CASH Comment - American Heart Association
14 February 2013
Less sodium in the U.S. diet could save 280,000 to 500,000 lives over 10 years, according to new research in the American Heart Association journal Hypertension.
Professor Graham MacGregor, Professor of cardiovascular medicine at Queen Mary, University of London, and Chairman of CASH:
Salt reduction has long shown to be one of the most effective ways of lowering blood pressure and therefore reducing the risk of deaths from strokes and heart disease. In the UK, NICE estimated that for every one gram reduction in salt intakes made, 6,000 deaths from cardiovascular disease would be prevented a year, saving the UK economy up to £1.5billion per year.
Over recent years the food industry has made considerable progress in reducing salt in everyday foods. As a result, salt intakes in the UK have fallen from 9.5g/day to 8.1g/day since 2004, saving over 8,500 lives a year – however this is still a long way off the 6g maximum recommended daily intake.
The US target of 1,500mg sodium equates to just under 4g salt, about half of the current average salt intake in the UK (8.1g) and less than the UK’s maximum recommended intake of 6g a day. The WHO recently recommended a maximum of 5g salt a day for adults, and less for children.

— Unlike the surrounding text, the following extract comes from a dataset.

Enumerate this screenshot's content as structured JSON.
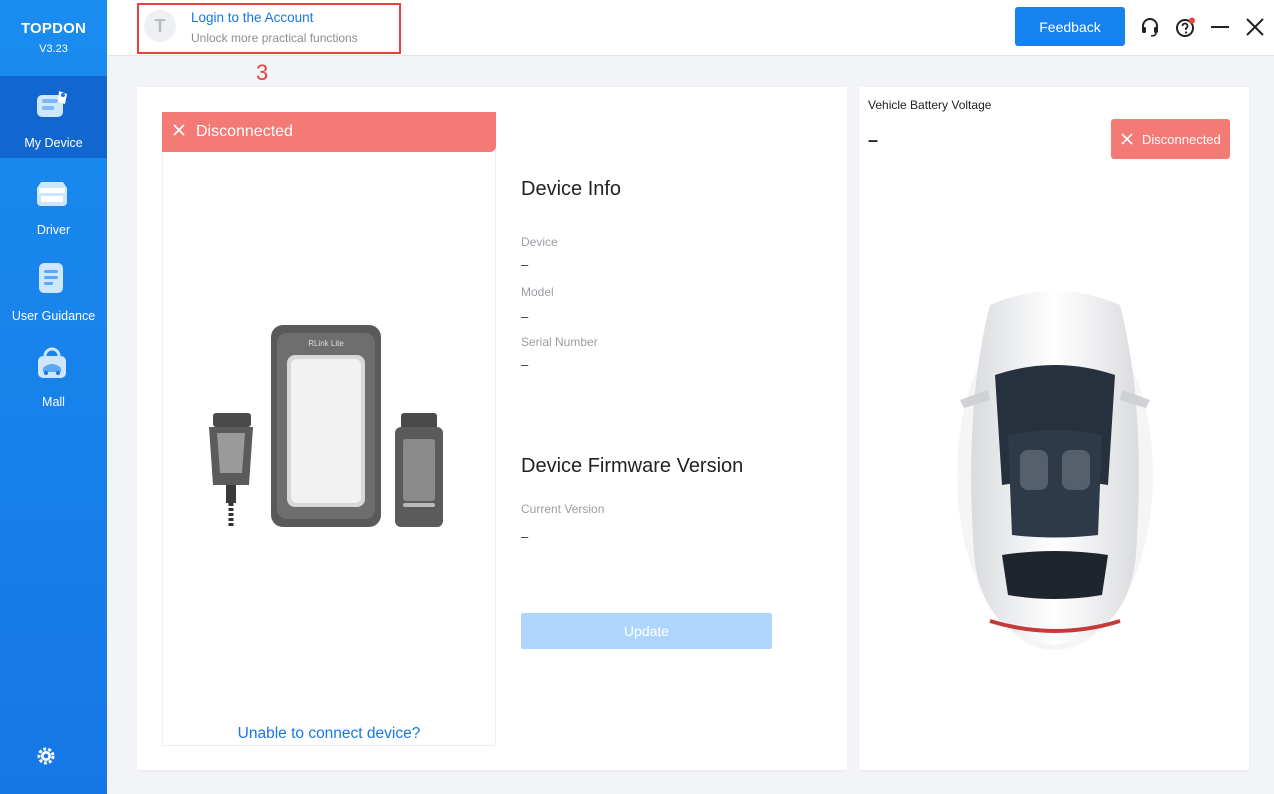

It is clear that the greater the reduction in salt intakes, the greater the effect will be on our health. These figures show that so many more lives could be saved and that we are taking too long to reduce average salt intake. Progress towards a lower-salt diet needs to be accelerated as a matter of urgency.
The targets can be achieved with a combination of reducing the excessive and unnecessary amounts of salt put into food by the food industry and by individuals taking measures to cut their salt intake.